Iran forces killed 220 protesters in two days: Amnesty
Protests erupted across Iran from 15 to 19 November after the government announced a hike in petrol prices. A harsh crackdown was launched to quell the dissent using lethal force.
Amnesty said the crackdown left 304 dead, though it believes the real number could be much higher. Information gathered by the organisation found that security forces killed at least 236 men, 10 women, 23 children and 35 people whose gender could not be confirmed.
According to Amnesty's research, more than 220 of the recorded deaths during the protests took place on 16 and 17 November alone.
Amnesty also found that the killings took place in 37 cities across Iran, with poverty-stricken suburbs around Tehran seeing the most deaths. The provinces of Khuzestan and Kermanshah, which house minority communities such as Arabs, were also negatively affected.
Amnesty added that, save for two exceptions in one city, there was no evidence that protesters possessed firearms or posed a threat to security forces.
Even during the two incidents involving armed protesters, security forces continued shooting and killing unarmed demonstrators.
Iranian authorities have made "false statements" and state television "propaganda videos" claiming most of the victims were armed or "suspicious agents" working for the state's "enemies", according to Amnesty.
Iran's government has still not issued an official death toll for the protests, claiming this is due to the time-consuming process of categorising the victims based on the extent of their involvement in the demonstrations, Amnesty said.

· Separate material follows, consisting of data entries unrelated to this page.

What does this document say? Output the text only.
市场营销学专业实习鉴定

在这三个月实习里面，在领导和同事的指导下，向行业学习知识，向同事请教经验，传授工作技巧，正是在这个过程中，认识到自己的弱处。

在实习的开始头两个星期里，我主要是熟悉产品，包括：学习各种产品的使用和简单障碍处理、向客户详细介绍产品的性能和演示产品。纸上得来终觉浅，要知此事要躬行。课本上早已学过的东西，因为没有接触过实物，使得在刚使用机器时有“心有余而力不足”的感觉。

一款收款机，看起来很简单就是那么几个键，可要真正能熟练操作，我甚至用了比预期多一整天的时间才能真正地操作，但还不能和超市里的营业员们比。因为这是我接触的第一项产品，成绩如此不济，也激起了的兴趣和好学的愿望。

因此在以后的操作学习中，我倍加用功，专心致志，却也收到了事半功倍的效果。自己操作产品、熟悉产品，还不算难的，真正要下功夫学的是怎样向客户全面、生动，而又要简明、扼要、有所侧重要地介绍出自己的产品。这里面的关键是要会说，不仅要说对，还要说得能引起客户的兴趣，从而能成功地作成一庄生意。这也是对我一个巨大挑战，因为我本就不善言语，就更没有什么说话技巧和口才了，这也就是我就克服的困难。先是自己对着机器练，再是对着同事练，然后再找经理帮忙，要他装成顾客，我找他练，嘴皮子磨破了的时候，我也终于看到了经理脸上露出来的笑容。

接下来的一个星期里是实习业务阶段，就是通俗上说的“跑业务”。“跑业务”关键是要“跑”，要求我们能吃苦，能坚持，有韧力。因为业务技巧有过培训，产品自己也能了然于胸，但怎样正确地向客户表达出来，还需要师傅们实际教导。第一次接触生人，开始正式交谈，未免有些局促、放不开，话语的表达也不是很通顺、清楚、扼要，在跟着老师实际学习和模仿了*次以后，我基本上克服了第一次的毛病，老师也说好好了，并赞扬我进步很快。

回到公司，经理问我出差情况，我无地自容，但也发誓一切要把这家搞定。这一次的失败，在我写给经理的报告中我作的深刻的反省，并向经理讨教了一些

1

"The fact that so many people were shot while posing no threat whatsoever shows the sheer ruthlessness of the security forces' unlawful killing spree," said Philip Luther, Amnesty International's Research and Advocacy Director for the Middle East and North Africa.
"Six months later, the devastated families of victims continue their struggle for truth and justice while facing intense harassment and intimidation from the authorities."Amnesty has renewed its call for the United Nations Human Rights Council to launch an inquiry into the killings so as to "identify patheways for truth, justice and reparations".